Tradizione e fede[FOTO GALLERY]: la Santa Spina celebrata a Preggio

Tradizione e fede: la Santa Spina celebrata a Preggio
credits: Studio Fotografico Andrea Panzironi

Processione e devozione: la festa della Santa Spina

Preggio ha celebrato anche quest’anno la tradizionale festa della Santa Spina, un evento che richiama numerosi residenti e visitatori nel piccolo borgo umbro. Il martedì dopo Pasqua, il paese si è nuovamente vestito a festa per onorare la reliquia, simbolo di devozione profonda e di un legame storico che affonda le radici nei secoli passati.

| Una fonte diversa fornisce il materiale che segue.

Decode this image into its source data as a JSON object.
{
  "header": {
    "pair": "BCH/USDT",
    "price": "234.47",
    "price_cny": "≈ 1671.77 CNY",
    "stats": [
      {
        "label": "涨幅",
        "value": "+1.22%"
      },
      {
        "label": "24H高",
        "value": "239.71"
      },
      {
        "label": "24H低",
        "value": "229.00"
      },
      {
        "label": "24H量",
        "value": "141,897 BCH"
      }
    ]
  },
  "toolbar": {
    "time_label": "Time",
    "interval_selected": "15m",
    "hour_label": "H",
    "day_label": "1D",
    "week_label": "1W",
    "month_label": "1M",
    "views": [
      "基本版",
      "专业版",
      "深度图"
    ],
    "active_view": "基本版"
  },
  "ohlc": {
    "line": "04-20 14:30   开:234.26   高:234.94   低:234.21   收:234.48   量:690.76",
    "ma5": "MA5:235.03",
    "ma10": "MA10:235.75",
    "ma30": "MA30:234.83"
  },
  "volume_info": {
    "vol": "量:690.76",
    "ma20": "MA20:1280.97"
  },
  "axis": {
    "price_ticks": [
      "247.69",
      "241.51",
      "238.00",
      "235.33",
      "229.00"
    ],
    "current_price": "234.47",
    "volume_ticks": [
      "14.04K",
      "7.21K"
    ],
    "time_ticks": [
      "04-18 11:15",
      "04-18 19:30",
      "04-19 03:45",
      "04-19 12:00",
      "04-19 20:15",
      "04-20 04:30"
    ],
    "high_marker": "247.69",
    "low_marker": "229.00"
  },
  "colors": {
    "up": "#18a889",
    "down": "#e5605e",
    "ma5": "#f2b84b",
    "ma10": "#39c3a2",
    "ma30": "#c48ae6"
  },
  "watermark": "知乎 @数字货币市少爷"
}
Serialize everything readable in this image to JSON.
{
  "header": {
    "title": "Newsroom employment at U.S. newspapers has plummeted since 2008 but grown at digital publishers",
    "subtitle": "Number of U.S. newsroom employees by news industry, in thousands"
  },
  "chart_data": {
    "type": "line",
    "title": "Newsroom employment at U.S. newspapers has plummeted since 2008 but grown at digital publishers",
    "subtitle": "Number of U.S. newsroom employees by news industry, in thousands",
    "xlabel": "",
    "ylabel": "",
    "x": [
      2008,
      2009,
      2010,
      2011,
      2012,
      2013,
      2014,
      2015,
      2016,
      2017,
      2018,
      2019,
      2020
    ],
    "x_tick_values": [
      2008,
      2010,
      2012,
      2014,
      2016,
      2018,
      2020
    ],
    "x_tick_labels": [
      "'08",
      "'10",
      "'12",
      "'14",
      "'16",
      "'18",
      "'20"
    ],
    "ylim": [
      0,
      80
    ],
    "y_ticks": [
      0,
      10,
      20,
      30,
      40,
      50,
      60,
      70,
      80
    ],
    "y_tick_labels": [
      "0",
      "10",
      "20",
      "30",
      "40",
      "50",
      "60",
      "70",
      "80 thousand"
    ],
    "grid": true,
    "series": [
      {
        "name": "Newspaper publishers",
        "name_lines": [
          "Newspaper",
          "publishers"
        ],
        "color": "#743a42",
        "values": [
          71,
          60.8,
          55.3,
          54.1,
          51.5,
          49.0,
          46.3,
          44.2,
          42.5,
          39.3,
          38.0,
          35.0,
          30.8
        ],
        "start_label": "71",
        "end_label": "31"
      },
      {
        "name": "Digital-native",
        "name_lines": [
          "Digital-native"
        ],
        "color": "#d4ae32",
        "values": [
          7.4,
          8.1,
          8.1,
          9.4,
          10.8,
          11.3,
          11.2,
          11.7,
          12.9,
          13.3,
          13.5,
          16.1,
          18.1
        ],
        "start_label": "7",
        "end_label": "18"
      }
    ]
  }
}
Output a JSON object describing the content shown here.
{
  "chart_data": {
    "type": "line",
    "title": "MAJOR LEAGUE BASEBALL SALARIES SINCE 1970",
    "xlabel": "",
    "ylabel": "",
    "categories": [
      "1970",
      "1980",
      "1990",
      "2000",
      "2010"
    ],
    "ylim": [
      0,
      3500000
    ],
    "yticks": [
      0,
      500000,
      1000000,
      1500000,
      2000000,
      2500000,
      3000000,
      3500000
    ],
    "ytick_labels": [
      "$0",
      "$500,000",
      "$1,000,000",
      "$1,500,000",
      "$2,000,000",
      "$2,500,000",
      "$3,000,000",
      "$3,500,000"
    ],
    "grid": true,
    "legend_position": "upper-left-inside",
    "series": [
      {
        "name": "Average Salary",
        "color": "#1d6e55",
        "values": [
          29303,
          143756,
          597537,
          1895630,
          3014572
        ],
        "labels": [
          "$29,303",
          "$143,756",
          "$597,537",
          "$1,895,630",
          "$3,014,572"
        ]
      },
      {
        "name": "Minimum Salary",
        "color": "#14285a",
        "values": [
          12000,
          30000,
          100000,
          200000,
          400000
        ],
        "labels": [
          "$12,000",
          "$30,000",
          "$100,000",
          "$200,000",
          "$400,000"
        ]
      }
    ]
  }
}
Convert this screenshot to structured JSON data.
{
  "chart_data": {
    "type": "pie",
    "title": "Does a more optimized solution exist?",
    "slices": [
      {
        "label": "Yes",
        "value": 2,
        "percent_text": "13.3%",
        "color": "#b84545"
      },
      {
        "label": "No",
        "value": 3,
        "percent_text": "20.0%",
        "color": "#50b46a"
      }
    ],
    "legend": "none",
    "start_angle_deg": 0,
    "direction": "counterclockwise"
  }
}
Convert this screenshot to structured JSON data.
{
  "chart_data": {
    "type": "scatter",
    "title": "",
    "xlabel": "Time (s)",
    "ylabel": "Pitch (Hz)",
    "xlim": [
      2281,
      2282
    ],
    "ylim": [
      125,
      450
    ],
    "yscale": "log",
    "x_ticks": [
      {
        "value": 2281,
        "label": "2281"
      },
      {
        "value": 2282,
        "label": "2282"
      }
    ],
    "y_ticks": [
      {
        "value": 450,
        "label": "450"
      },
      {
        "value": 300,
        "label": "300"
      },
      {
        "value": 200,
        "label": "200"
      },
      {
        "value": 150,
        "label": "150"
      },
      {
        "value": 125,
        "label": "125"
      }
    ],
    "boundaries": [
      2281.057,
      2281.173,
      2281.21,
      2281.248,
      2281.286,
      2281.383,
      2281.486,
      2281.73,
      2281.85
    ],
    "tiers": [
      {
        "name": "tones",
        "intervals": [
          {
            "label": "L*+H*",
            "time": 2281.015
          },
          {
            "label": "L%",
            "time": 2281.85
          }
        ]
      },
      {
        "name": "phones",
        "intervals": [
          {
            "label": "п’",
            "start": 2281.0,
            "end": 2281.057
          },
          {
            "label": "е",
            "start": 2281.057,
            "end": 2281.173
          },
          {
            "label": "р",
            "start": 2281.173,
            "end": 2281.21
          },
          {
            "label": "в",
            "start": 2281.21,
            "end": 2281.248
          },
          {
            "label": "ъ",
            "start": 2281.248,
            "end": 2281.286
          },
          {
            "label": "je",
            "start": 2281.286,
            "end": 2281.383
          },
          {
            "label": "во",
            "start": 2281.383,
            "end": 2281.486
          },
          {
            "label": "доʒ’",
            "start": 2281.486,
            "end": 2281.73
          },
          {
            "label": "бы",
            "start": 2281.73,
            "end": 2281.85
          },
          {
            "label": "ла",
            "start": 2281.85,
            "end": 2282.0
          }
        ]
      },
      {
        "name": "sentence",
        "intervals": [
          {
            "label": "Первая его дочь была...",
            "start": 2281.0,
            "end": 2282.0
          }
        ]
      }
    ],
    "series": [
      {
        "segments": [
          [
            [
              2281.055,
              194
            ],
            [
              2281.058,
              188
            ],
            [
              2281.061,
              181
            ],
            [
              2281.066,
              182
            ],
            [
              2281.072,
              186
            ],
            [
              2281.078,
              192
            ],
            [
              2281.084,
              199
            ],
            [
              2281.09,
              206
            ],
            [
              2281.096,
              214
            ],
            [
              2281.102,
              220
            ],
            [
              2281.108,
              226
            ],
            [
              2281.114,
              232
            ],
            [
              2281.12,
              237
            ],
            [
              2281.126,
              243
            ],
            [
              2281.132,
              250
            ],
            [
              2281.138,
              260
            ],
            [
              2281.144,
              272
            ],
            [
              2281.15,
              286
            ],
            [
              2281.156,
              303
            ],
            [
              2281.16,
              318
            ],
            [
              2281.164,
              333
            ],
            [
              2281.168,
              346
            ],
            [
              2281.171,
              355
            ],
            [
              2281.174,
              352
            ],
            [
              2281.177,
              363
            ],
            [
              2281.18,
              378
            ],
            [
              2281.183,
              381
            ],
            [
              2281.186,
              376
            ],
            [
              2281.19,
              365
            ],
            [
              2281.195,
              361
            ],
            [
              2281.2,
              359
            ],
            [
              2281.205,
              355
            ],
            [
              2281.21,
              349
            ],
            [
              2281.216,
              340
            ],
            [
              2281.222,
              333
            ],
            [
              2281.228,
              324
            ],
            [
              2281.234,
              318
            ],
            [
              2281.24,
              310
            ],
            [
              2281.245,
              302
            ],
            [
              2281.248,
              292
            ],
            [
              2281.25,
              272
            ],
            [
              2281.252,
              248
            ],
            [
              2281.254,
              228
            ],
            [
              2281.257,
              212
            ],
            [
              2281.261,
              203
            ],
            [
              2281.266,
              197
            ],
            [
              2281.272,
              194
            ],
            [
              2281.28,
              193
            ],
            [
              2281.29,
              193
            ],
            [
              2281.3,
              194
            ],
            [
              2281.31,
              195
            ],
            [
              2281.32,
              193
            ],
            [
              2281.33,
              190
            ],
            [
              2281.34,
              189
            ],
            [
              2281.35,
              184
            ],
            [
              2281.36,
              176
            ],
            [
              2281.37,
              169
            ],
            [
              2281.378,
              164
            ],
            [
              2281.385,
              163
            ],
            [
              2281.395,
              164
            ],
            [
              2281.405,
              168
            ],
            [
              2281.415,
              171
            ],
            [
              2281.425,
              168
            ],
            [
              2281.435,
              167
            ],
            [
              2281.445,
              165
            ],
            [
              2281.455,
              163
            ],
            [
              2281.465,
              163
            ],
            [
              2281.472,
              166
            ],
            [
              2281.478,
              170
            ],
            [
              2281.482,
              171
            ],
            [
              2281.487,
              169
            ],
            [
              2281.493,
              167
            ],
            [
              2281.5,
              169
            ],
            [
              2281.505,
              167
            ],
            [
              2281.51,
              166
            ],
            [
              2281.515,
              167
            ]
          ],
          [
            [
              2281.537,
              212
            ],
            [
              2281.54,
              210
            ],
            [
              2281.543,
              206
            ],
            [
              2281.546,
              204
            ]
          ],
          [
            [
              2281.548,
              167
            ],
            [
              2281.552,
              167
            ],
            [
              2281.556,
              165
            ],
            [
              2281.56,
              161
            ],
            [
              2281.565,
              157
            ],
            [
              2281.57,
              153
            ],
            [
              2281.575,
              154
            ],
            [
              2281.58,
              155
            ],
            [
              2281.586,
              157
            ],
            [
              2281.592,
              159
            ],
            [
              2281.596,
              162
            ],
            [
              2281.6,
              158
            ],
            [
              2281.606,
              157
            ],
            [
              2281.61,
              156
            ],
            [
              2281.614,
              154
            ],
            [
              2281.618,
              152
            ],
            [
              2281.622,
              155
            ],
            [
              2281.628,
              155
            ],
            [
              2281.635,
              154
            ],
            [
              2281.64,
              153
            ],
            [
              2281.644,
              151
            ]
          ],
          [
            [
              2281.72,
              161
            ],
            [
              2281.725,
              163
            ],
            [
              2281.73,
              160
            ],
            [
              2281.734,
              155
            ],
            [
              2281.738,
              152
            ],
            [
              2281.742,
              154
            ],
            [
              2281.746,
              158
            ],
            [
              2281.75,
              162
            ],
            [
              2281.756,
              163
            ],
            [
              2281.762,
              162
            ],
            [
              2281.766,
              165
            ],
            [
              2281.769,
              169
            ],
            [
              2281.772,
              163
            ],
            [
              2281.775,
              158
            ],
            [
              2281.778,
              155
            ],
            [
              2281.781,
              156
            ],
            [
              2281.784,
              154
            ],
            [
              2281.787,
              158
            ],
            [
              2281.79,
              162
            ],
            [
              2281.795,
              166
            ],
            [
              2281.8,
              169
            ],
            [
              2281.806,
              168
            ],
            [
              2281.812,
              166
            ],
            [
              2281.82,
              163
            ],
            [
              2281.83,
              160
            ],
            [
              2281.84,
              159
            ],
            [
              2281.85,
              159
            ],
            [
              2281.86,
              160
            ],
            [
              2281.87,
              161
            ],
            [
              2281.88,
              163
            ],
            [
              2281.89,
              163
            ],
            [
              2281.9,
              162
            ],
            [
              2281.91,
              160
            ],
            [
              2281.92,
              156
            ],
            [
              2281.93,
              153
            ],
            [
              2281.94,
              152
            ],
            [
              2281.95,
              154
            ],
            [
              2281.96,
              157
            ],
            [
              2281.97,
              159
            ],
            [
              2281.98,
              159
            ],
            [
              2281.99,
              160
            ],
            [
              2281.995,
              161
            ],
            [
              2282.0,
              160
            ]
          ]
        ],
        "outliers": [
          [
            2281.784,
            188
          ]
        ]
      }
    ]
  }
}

Le celebrazioni hanno avuto inizio con una messa solenne, presieduta da Don Pitaqi Engjell e supportata da Padre Filippo Tandi e Padre Francesco Minz. Durante la funzione religiosa, la comunità ha rinnovato il proprio impegno verso la preservazione della tradizione e il culto della Santa Spina, una reliquia che, secondo la tradizione, proviene dalla corona di Cristo e che sarebbe stata portata a Preggio da un frate francescano.

La reliquia è conservata gelosamente nella chiesa della Santissima Trinità, in una teca di pregiato oro e argento, custodita da sette famiglie che si alternano nella responsabilità di possedere una delle chiavi che aprono la teca. Un’ottava chiave è affidata al parroco. Il legame tra il popolo di Preggio e la reliquia è particolarmente sentito: secondo una leggenda popolare, il frate che portò la Santa Spina a Preggio la depose sull’altare dopo aver ricevuto la grazia della vista, un segno che avrebbe segnato l’inizio del culto di questa sacra reliquia nel borgo.

La celebrazione è proseguita con la tradizionale processione, che ha visto coinvolti i membri della Confraternita della Santa Spina, le autorità civili e religiose e numerosi preggesi. Il corteo ha attraversato le vie del paese, partendo dalla Rocca e arrivando alla Madonna del Sodo, per poi far ritorno alla chiesa della Santissima Trinità. Qui, la reliquia è stata collocata nuovamente nel suo tabernacolo dopo essere stata oggetto di un intenso momento di venerazione collettiva.

La giornata si è conclusa con un’atmosfera di festa, durante la quale sono stati distribuiti dolci tipici, uova di cioccolato e premi per i vincitori della lotteria. La manifestazione non solo ha rinnovato la tradizione religiosa, ma ha anche rafforzato il senso di comunità tra i preggesi, con un forte impegno verso la valorizzazione del borgo e il futuro della Pro Loco, recentemente ricostituita. Un segno di speranza e continuità per la piccola ma tenace comunità di Preggio.